When speaking with us on his book Our Divided Political Heart last summer, MSNBC's E.J. Dionne said, "I think that Americans, at our best, find a proper balance. We're constantly in search of decent balance between liberty and community, between public and private, between the state and the market."
This, ultimately, is the crux of the It's A Wonderful Life plot. George Bailey (played beautifully by Jimmy Stewart) begins the film as a hyper, ambitious, Steve Jobs-type character who plans to "design new buildings and plan modern cities." But over the next hour of the film Bailey's lust for life slowly dwindles. With each attempt he makes to leave his home town (in order to travel the world and become an architectural visionary), Bailey is pulled right back in, primarily by his father's failing Building and Loan Association, a small-town financial institution based more on social welfare than on capitalist ideology.
"Are you running a business or a charity ward?" asks the wealthy Mr. Potter to George Bailey's father, after finding out that Bailey didn't foreclose on non-paying debtors because "times were tough." After his father dies, George Bailey is left to defend the Building and Loan Association against Potter, who wants to dissolve the operation on the basis that it gives loans to unqualified applicants. "This rabble you're talking about, Mr. Potter, they do most of the working and paying and living and dying in this community," George Bailey explains to the miserly millionaire. "Is it too much to ask to have them work and pay and live and die with a couple of decent rooms and a bath? Anyway, my Father didn't think so. People were human beings to him. But to you -- a warped, frustrated old man -- they're cattle. And in my book, he died a much wealthier man than you'll ever be."

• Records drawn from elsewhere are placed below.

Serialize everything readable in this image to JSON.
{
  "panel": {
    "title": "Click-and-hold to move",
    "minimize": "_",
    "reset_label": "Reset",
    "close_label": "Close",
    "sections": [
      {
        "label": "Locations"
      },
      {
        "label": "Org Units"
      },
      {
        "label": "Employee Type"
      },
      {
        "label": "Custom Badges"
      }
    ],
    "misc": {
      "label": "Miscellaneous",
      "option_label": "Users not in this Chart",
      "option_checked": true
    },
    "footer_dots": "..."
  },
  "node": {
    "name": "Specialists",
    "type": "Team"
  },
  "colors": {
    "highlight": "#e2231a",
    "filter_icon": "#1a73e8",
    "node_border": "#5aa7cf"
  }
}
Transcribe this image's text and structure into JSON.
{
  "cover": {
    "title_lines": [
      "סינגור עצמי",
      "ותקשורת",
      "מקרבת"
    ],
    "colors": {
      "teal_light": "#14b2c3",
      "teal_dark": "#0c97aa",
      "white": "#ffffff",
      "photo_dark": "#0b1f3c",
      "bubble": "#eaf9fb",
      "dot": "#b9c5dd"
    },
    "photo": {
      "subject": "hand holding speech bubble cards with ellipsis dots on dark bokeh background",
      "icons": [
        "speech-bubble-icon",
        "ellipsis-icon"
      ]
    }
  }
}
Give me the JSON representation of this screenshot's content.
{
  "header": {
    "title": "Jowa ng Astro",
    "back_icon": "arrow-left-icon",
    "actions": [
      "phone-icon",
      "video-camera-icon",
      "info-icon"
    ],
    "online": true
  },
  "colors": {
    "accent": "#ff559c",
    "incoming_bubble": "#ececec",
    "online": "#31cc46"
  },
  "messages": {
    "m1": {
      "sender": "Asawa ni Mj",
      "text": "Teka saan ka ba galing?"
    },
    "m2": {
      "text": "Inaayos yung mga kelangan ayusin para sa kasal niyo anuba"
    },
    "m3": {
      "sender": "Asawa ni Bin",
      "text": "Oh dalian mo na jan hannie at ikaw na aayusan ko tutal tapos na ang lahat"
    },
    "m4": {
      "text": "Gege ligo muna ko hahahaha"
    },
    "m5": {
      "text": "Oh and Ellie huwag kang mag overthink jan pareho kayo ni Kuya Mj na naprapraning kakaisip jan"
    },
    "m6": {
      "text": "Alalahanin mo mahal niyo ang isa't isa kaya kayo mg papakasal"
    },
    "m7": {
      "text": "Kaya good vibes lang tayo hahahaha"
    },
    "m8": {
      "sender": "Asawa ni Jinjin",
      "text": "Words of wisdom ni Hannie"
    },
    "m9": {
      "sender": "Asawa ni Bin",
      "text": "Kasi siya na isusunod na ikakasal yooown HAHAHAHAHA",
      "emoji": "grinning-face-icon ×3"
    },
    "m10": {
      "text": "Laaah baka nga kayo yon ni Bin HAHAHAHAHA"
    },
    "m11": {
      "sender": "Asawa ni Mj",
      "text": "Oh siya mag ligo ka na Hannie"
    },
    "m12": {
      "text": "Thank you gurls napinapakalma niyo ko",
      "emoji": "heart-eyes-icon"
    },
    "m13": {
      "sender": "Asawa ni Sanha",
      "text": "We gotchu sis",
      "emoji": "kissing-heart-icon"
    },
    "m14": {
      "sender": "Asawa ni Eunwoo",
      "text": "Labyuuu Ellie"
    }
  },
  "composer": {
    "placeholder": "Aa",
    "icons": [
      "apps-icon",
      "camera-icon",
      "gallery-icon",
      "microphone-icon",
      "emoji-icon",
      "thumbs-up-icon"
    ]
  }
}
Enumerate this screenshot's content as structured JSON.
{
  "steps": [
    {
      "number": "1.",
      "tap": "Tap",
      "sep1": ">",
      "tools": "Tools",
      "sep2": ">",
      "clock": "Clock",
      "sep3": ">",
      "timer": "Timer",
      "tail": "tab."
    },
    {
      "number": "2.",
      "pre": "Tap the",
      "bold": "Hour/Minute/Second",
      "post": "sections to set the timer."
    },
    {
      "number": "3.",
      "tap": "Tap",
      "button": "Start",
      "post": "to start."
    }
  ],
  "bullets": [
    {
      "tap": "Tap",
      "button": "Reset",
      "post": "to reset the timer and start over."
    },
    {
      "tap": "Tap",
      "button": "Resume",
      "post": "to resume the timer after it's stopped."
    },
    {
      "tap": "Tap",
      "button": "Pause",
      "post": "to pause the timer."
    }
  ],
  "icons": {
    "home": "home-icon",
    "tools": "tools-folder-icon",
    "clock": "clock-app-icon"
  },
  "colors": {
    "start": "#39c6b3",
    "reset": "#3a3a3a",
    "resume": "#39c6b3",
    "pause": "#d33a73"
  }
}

It was the ideological anatomy of Mr. Potter (cold and calculating, void of empathy) that most concerned the FBI in 1947. "The film represented rather obvious attempts to discredit bankers by casting Lionel Barrymore [Mr. Potter] as a 'scrooge-type' so that he would be the most hated man in the picture," read an FBI memo to J. Edgar Hoover, concluding that this tactic was "a common trick used by Communists."
Though looking back on the film over six decades later, it seems weirdly short-sighted of the notoriously paranoid FBI to only look at the Potter character for an -- at least socialist -- message inside It's A Wonderful Life. Because in 2012, it feels chock full of 'em.